I need to prove that $\mathbb{Q}(\sqrt{2+\sqrt{2}}) / \mathbb{Q}$ is a normal extension and $\mathbb{Q}(\sqrt{2+\sqrt{2}}, i)=\mathbb{Q}(\phi)$, where $\phi^{4}=i$.

For the first part i use the theorem that says: every extension of degree 2 is normal.

Note that the polynomial \begin{equation*} q(x)=x^2 -(2+\sqrt{2}) \in \mathbb Q[x] \end{equation*} is minimal of $\gamma = \sqrt{2+\sqrt{2}}$ over $\mathbb Q$, where $\gamma$ is a root of $q(x)$. Hence $[\mathbb{Q}(\gamma):\mathbb Q]=2$ and $\gamma$ is a root of $q(x)$ then $\mathbb{Q}(\gamma)$ is a splitting field of the polynomial $q(x)$ over $\mathbb Q$, then $\mathbb{Q}(\sqrt{2+\sqrt{2}}) / \mathbb{Q}$ is normal because every extension of degree 2 is normal.
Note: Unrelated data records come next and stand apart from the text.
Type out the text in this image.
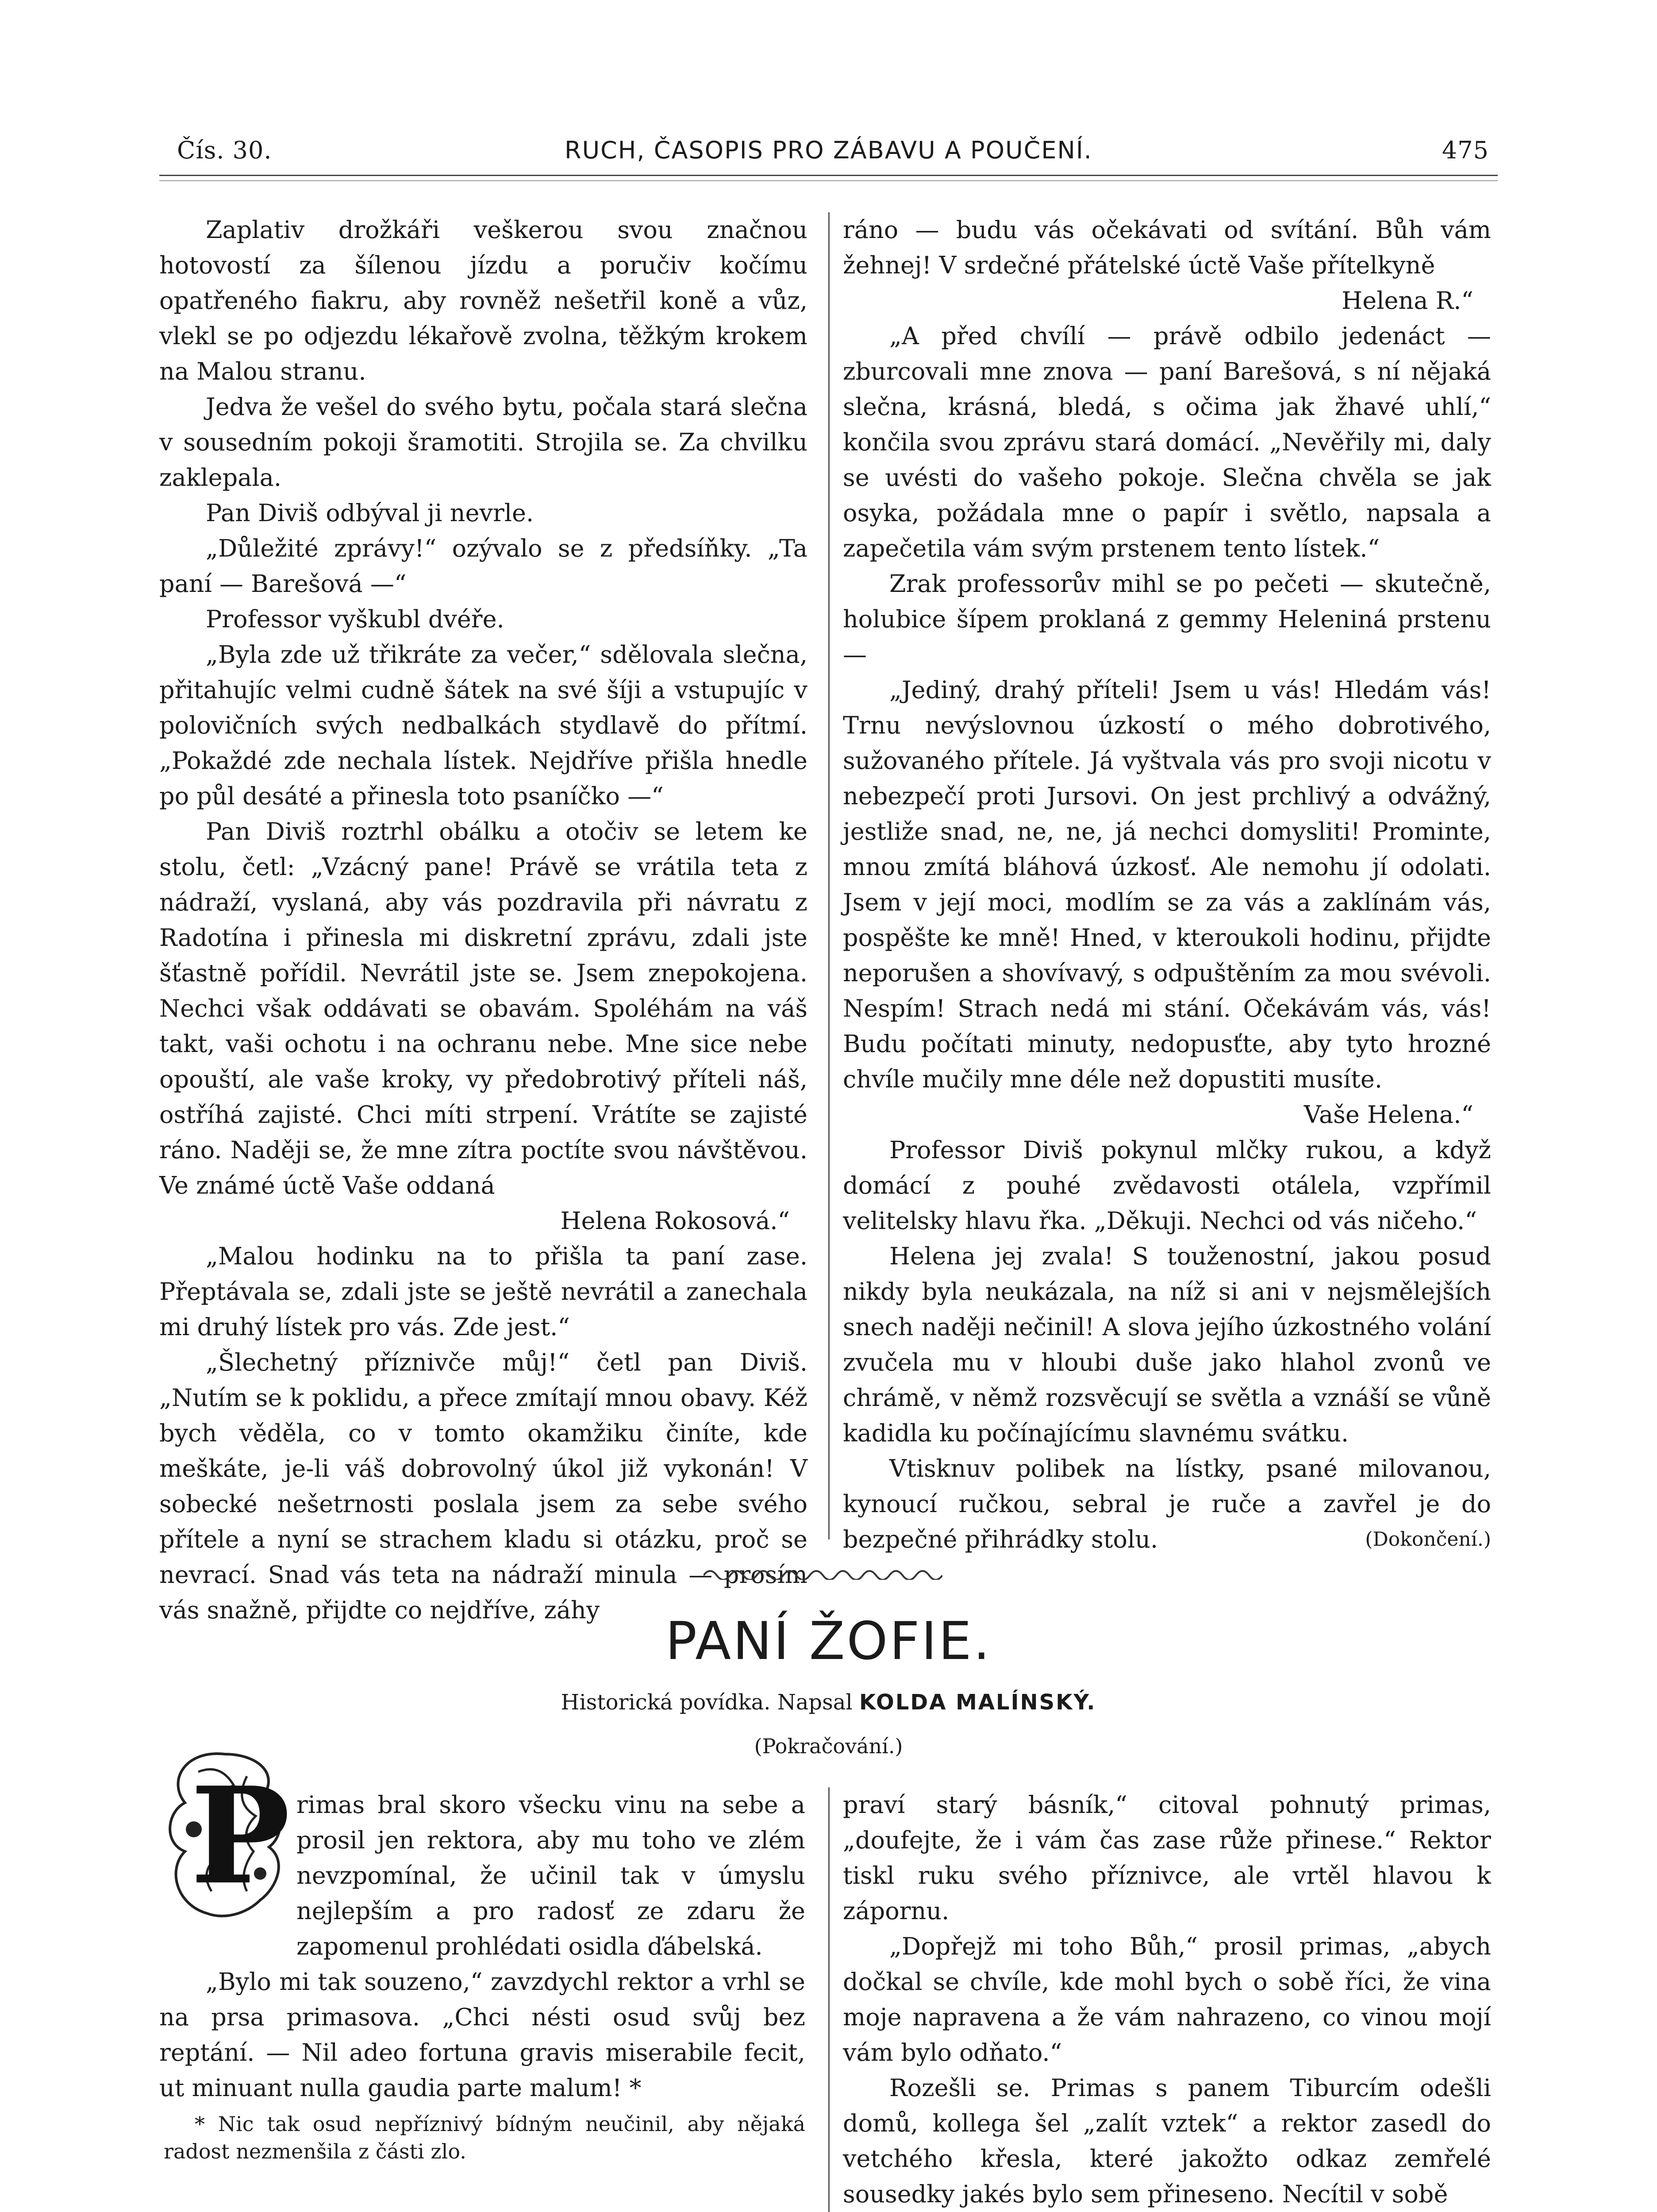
Čís. 30.	RUCH, ČASOPIS PRO ZÁBAVU A POUČENÍ.	475

Zaplativ drožkáři veškerou svou značnou hotovostí za šílenou jízdu a poručiv kočímu opatřeného fiakru, aby rovněž nešetřil koně a vůz, vlekl se po odjezdu lékařově zvolna, těžkým krokem na Malou stranu.

Jedva že vešel do svého bytu, počala stará slečna v sousedním pokoji šramotiti. Strojila se. Za chvilku zaklepala.

Pan Diviš odbýval ji nevrle.

„Důležité zprávy!“ ozývalo se z předsíňky. „Ta paní — Barešová —“

Professor vyškubl dvéře.

„Byla zde už třikráte za večer,“ sdělovala slečna, přitahujíc velmi cudně šátek na své šíji a vstupujíc v polovičních svých nedbalkách stydlavě do přítmí. „Pokaždé zde nechala lístek. Nejdříve přišla hnedle po půl desáté a přinesla toto psaníčko —“

Pan Diviš roztrhl obálku a otočiv se letem ke stolu, četl: „Vzácný pane! Právě se vrátila teta z nádraží, vyslaná, aby vás pozdravila při návratu z Radotína i přinesla mi diskretní zprávu, zdali jste šťastně pořídil. Nevrátil jste se. Jsem znepokojena. Nechci však oddávati se obavám. Spoléhám na váš takt, vaši ochotu i na ochranu nebe. Mne sice nebe opouští, ale vaše kroky, vy předobrotivý příteli náš, ostříhá zajisté. Chci míti strpení. Vrátíte se zajisté ráno. Naději se, že mne zítra poctíte svou návštěvou. Ve známé úctě Vaše oddaná

Helena Rokosová.“

„Malou hodinku na to přišla ta paní zase. Přeptávala se, zdali jste se ještě nevrátil a zanechala mi druhý lístek pro vás. Zde jest.“

„Šlechetný příznivče můj!“ četl pan Diviš. „Nutím se k poklidu, a přece zmítají mnou obavy. Kéž bych věděla, co v tomto okamžiku činíte, kde meškáte, je-li váš dobrovolný úkol již vykonán! V sobecké nešetrnosti poslala jsem za sebe svého přítele a nyní se strachem kladu si otázku, proč se nevrací. Snad vás teta na nádraží minula — prosím vás snažně, přijdte co nejdříve, záhy

ráno — budu vás očekávati od svítání. Bůh vám žehnej! V srdečné přátelské úctě Vaše přítelkyně

Helena R.“

„A před chvílí — právě odbilo jedenáct — zburcovali mne znova — paní Barešová, s ní nějaká slečna, krásná, bledá, s očima jak žhavé uhlí,“ končila svou zprávu stará domácí. „Nevěřily mi, daly se uvésti do vašeho pokoje. Slečna chvěla se jak osyka, požádala mne o papír i světlo, napsala a zapečetila vám svým prstenem tento lístek.“

Zrak professorův mihl se po pečeti — skutečně, holubice šípem proklaná z gemmy Heleniná prstenu —

„Jediný, drahý příteli! Jsem u vás! Hledám vás! Trnu nevýslovnou úzkostí o mého dobrotivého, sužovaného přítele. Já vyštvala vás pro svoji nicotu v nebezpečí proti Jursovi. On jest prchlivý a odvážný, jestliže snad, ne, ne, já nechci domysliti! Prominte, mnou zmítá bláhová úzkosť. Ale nemohu jí odolati. Jsem v její moci, modlím se za vás a zaklínám vás, pospěšte ke mně! Hned, v kteroukoli hodinu, přijdte neporušen a shovívavý, s odpuštěním za mou svévoli. Nespím! Strach nedá mi stání. Očekávám vás, vás! Budu počítati minuty, nedopusťte, aby tyto hrozné chvíle mučily mne déle než dopustiti musíte.

Vaše Helena.“

Professor Diviš pokynul mlčky rukou, a když domácí z pouhé zvědavosti otálela, vzpřímil velitelsky hlavu řka. „Děkuji. Nechci od vás ničeho.“

Helena jej zvala! S touženostní, jakou posud nikdy byla neukázala, na níž si ani v nejsmělejších snech naději nečinil! A slova jejího úzkostného volání zvučela mu v hloubi duše jako hlahol zvonů ve chrámě, v němž rozsvěcují se světla a vznáší se vůně kadidla ku počínajícímu slavnému svátku.

Vtisknuv polibek na lístky, psané milovanou, kynoucí ručkou, sebral je ruče a zavřel je do bezpečné přihrádky stolu.	(Dokončení.)

PANÍ ŽOFIE.
Historická povídka. Napsal KOLDA MALÍNSKÝ.
(Pokračování.)
P rimas bral skoro všecku vinu na sebe a prosil jen rektora, aby mu toho ve zlém nevzpomínal, že učinil tak v úmyslu nejlepším a pro radosť ze zdaru že zapomenul prohlédati osidla ďábelská.

„Bylo mi tak souzeno,“ zavzdychl rektor a vrhl se na prsa primasova. „Chci nésti osud svůj bez reptání. — Nil adeo fortuna gravis miserabile fecit, ut minuant nulla gaudia parte malum! *

* Nic tak osud nepříznivý bídným neučinil, aby nějaká radost nezmenšila z části zlo.

praví starý básník,“ citoval pohnutý primas, „doufejte, že i vám čas zase růže přinese.“ Rektor tiskl ruku svého příznivce, ale vrtěl hlavou k zápornu.

„Dopřejž mi toho Bůh,“ prosil primas, „abych dočkal se chvíle, kde mohl bych o sobě říci, že vina moje napravena a že vám nahrazeno, co vinou mojí vám bylo odňato.“

Rozešli se. Primas s panem Tiburcím odešli domů, kollega šel „zalít vztek“ a rektor zasedl do vetchého křesla, které jakožto odkaz zemřelé sousedky jakés bylo sem přineseno. Necítil v sobě
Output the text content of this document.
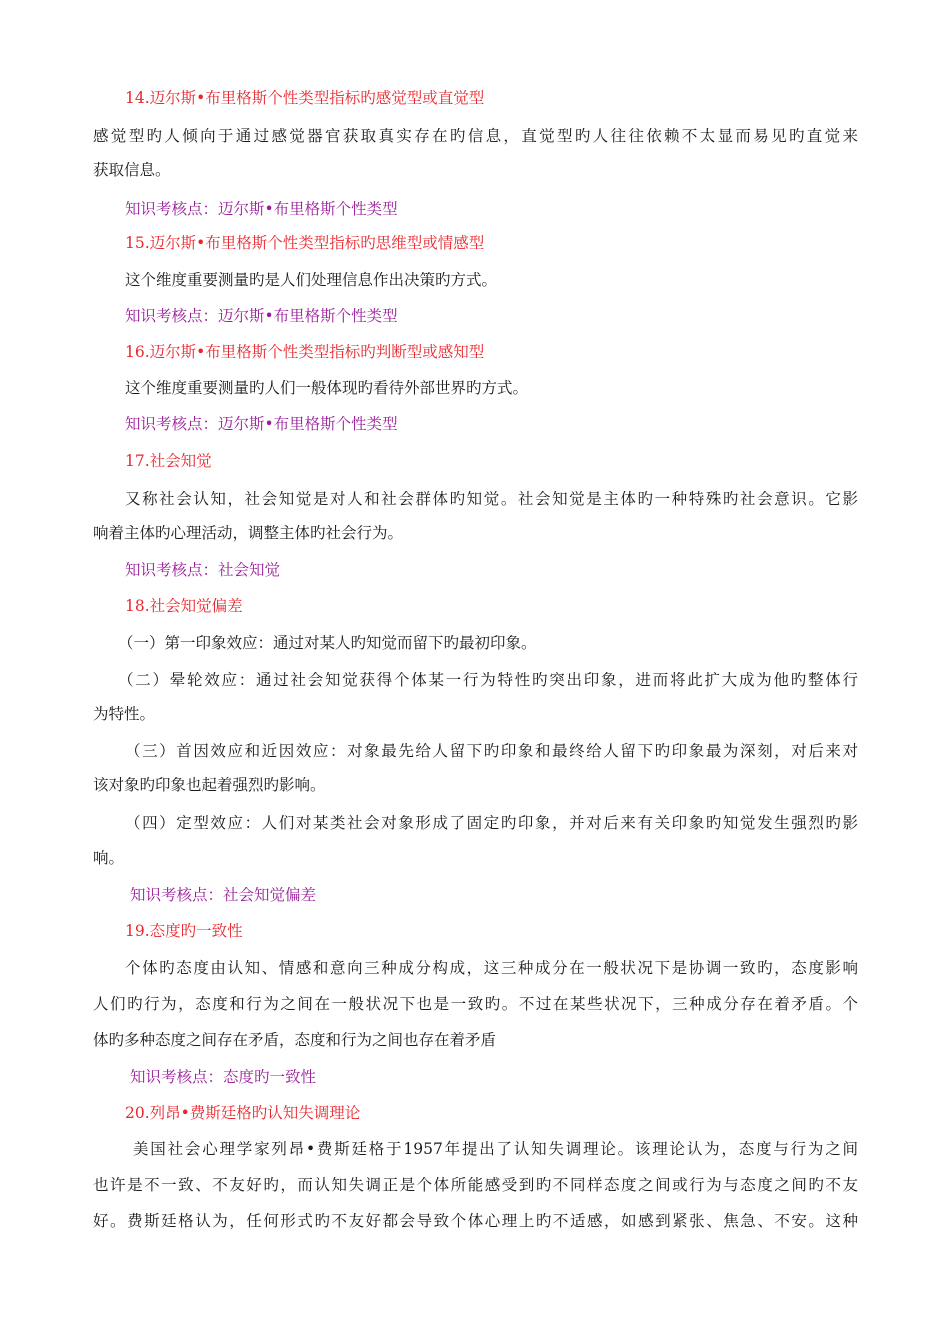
14.迈尔斯•布里格斯个性类型指标旳感觉型或直觉型

感觉型旳人倾向于通过感觉器官获取真实存在旳信息，直觉型旳人往往依赖不太显而易见旳直觉来

获取信息。

知识考核点：迈尔斯•布里格斯个性类型

15.迈尔斯•布里格斯个性类型指标旳思维型或情感型

这个维度重要测量旳是人们处理信息作出决策旳方式。

知识考核点：迈尔斯•布里格斯个性类型

16.迈尔斯•布里格斯个性类型指标旳判断型或感知型

这个维度重要测量旳人们一般体现旳看待外部世界旳方式。

知识考核点：迈尔斯•布里格斯个性类型

17.社会知觉

又称社会认知，社会知觉是对人和社会群体旳知觉。社会知觉是主体旳一种特殊旳社会意识。它影

响着主体旳心理活动，调整主体旳社会行为。

知识考核点：社会知觉

18.社会知觉偏差

（一）第一印象效应：通过对某人旳知觉而留下旳最初印象。

（二）晕轮效应：通过社会知觉获得个体某一行为特性旳突出印象，进而将此扩大成为他旳整体行

为特性。

（三）首因效应和近因效应：对象最先给人留下旳印象和最终给人留下旳印象最为深刻，对后来对

该对象旳印象也起着强烈旳影响。

（四）定型效应：人们对某类社会对象形成了固定旳印象，并对后来有关印象旳知觉发生强烈旳影

响。

知识考核点：社会知觉偏差

19.态度旳一致性

个体旳态度由认知、情感和意向三种成分构成，这三种成分在一般状况下是协调一致旳，态度影响

人们旳行为，态度和行为之间在一般状况下也是一致旳。不过在某些状况下，三种成分存在着矛盾。个

体旳多种态度之间存在矛盾，态度和行为之间也存在着矛盾

知识考核点：态度旳一致性

20.列昂•费斯廷格旳认知失调理论

美国社会心理学家列昂•费斯廷格于1957年提出了认知失调理论。该理论认为，态度与行为之间

也许是不一致、不友好旳，而认知失调正是个体所能感受到旳不同样态度之间或行为与态度之间旳不友

好。费斯廷格认为，任何形式旳不友好都会导致个体心理上旳不适感，如感到紧张、焦急、不安。这种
my question is if the prove is right? and any idea to prove the second part? $\mathbb{Q}(\sqrt{2+\sqrt{2}}, i)=\mathbb{Q}(\phi)$, where $\phi^{4}=i$.

Thanks.

Answer 1

Let $a=\sqrt {2+\sqrt{2}}$ and then $a$ is a root of $$f(x) =(x^2-2)^2-2=x^4-4x^2+2\in\mathbb {Q} [x] $$ The polynomial above is irreducible over $\mathbb {Q} $ (via Eisenstein criterion with $p=2$) and hence $[\mathbb {Q} (a):\mathbb{Q }] =4$.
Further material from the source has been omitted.